Wir nutzen die Prinzipien der Kreislauf­wirtschaft an vielen Stellen. In dem Segment Taste, Nutrition & Health mit dem bereits erwähnten Kauf von Schaffelaarbos. Ähnliche Geschäftsmodelle setzen wir dort erfolgreich mit Nebenströmen aus der Fleischproduktion um. Ein anderes Beispiel: Mit innovativen Methoden nutzen wir im Bereich Scent & Care auch Seitenströme aus der Orangen- oder Zuckerrohrverarbeitung. Daraus entstehen bei uns unter anderem viele Produkte, die erneuerbar und biologisch abbaubar sind (Die Einzigartigen). Das ist aber noch nicht alles.

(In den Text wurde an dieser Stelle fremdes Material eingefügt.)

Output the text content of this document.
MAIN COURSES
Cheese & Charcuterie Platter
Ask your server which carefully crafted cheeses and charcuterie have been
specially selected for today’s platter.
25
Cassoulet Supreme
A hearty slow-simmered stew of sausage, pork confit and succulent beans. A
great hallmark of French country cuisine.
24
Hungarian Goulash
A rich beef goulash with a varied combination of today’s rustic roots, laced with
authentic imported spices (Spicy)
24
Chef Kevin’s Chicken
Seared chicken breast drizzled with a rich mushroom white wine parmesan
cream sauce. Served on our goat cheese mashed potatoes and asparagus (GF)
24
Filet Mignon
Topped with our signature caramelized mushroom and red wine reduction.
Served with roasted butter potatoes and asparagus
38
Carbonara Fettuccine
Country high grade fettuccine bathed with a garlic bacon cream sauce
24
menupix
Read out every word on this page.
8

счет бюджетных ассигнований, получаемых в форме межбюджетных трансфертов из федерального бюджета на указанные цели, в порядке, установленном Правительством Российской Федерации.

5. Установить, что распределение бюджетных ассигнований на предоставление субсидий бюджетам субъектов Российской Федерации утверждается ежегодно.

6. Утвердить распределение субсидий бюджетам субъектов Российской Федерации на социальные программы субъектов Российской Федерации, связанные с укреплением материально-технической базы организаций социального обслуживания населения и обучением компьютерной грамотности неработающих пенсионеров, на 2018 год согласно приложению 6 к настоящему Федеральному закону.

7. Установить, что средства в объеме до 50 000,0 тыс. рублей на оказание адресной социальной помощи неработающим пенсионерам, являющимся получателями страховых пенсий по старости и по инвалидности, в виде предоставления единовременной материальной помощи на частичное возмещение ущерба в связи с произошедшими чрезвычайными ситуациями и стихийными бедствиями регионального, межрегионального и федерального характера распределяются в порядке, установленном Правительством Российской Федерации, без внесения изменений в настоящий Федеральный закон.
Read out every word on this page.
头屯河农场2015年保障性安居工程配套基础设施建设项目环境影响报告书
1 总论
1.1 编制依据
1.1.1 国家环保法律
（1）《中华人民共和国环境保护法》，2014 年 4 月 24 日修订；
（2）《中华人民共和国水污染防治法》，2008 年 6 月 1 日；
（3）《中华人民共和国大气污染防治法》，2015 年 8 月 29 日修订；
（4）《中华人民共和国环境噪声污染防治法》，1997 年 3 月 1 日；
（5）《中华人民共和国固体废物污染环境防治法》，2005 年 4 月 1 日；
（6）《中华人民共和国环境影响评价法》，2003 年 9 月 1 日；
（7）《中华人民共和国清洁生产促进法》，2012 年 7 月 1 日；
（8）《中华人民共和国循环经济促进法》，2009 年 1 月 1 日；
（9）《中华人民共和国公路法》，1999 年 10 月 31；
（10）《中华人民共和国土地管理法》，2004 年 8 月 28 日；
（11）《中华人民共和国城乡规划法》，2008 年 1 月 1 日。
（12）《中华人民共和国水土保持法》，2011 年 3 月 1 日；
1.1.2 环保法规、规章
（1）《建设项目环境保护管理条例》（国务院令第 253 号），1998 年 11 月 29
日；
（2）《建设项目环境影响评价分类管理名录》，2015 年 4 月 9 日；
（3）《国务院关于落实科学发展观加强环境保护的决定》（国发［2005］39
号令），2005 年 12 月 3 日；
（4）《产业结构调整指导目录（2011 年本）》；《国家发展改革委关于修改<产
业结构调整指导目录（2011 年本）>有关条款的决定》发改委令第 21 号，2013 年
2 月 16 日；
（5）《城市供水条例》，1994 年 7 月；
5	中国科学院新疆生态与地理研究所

Duft- und Wirkstoffe haben den Vorteil, dass sie als patentierter Baustein Duftkompositionen unverwechselbar machen und damit auch vor Nachahmern schützen.

Nachhaltige Prozesse bleiben also ein entscheidender Bestandteil Ihrer Strategie?

Absolut, wir setzen an vielen Stellen im Konzern auf nachhaltige Ansätze. Diese tragen dazu bei, dass wir fortwährend unsere CO2-Emissionen verringern. So können wir bis zum Jahr 2030 bei Versorgung und Verbrauch von Energie klimapositiv und bis 2045 in der gesamten Lieferkette klimaneutral werden (Positiv in die Zukunft). Auf diese Weise können wir unser Erfolgsrezept fortschreiben, mit nachhaltigen Geschäftsprozessen, die gut für Menschen und Tiere, Klima und Umwelt sind und gleichzeitig wirtschaftlichen Erfolg garantieren.